Pada akhirnya dia hanya perempuan tua, yang semenjak kelahiran pertamanya mendedekasikan hidupnya untuk kehidupan anak dan anak-anak yang dilahirkan oleh anak-anaknya. Dan apapun yang dimilikinya pada akhirnya akan diserahkan pada anak-anaknya, kecuali luka dan duka, yang disimpan rapat. Disimpan jauh di dalam belulang yang terbungkus otot dalam kulit yang kian berkerut.

Hingga kini ketika otot-otot mengendur dan kulit meleleh, luka dan duka tetap dikuncinya rapat-rapat.

Bahkan ketika kini suaranya tak lagi cukup dihiraukan, cukup dihiraukan untuk membuat ketiga bocah itu meringkuk duduk di dipan di bawah pohon sambil menunggu terik berlalu, dia masih setia menjaga anak-anak dari anaknya, menjaga agar mereka baik-baik saja.
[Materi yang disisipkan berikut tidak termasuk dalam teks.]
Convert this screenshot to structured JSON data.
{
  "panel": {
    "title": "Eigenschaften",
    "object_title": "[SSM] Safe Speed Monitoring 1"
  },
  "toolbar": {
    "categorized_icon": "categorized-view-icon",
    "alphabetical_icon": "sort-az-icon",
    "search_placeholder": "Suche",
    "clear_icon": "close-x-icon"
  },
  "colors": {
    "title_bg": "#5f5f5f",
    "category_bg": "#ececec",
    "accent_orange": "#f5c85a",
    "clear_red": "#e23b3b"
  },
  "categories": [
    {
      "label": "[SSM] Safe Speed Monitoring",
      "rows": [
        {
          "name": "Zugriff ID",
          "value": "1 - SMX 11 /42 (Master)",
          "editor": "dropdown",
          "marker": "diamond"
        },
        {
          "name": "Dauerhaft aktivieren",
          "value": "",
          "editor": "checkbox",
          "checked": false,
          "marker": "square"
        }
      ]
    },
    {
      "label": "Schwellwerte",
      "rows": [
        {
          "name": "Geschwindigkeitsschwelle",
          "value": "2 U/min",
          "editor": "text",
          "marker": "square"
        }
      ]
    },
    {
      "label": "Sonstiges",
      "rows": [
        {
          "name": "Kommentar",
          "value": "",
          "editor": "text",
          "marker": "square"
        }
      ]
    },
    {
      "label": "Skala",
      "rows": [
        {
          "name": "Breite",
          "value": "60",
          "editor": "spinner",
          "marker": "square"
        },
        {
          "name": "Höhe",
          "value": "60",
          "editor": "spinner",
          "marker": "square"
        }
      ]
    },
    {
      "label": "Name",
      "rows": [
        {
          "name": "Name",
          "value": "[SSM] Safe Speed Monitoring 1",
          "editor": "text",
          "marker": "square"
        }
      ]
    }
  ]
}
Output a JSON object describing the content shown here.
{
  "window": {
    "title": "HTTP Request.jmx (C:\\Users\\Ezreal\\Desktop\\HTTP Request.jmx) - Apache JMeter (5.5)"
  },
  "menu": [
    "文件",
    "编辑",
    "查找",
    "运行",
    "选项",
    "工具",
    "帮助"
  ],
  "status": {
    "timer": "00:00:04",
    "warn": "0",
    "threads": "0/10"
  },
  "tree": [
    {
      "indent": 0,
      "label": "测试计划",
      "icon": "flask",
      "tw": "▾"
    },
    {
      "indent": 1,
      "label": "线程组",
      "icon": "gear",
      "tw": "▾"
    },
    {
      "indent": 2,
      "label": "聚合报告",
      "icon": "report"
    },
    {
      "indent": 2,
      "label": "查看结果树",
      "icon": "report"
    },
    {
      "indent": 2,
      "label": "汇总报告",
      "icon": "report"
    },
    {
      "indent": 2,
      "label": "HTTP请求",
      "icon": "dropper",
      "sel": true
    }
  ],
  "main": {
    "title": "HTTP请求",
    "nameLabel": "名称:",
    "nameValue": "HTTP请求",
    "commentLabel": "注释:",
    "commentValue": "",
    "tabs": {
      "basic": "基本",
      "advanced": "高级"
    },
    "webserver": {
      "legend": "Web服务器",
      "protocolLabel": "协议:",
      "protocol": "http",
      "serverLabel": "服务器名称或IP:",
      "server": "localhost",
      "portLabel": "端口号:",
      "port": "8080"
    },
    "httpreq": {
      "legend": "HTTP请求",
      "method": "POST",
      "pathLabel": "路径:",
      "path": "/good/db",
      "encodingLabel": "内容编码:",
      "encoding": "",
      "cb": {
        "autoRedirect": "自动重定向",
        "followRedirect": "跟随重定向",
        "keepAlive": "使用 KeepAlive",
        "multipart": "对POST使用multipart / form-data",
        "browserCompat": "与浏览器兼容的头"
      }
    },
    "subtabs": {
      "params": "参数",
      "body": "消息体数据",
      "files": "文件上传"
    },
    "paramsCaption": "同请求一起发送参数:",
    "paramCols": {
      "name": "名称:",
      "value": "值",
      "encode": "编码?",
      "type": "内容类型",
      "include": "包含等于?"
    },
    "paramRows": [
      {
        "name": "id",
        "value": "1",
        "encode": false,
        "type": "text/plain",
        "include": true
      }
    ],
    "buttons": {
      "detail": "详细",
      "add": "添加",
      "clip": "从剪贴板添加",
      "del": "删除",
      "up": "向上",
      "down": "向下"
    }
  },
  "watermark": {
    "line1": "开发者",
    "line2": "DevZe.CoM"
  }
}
Baik-baik saja dalam menikmati permainan yang menggembirakan mereka.

“Kak Rafi... Kak Rafi” Naira berteriak, dengan huruf r belum terucap dengan tegas.

Rafi masih asik mengayuh sepeda di atas lantai yang tersisa. Lantai yang telah ditinggalkan, lantai yang masih tampak jelas.

Sisa lantai rumah dari mereka yang dahulunya menjadi tetangga. Sisa lantai dan sisa dinding yang telah menjadi puing. Sementara bangunan lainnya telah rata dengan tanah dan menjadi lapang ditumbuhi rumput. Rafi dan Fari, 2 bocah yang masih setia bermain di area tersebut, sesekali Naira ikut menambah keceriaan dan keriangan. Naira hanya bisa bermain bersama kedua kakaknya ketika salah satu atau kedua orang tuanya datang mengunjungi neneknya. Seorang perempuan tua yang masih setia menjaga tanah,tempat dia tumbuh. Tanah yang diwariskan ke padanya. Tanah yang menjadi ruang dia merawat keluarganya.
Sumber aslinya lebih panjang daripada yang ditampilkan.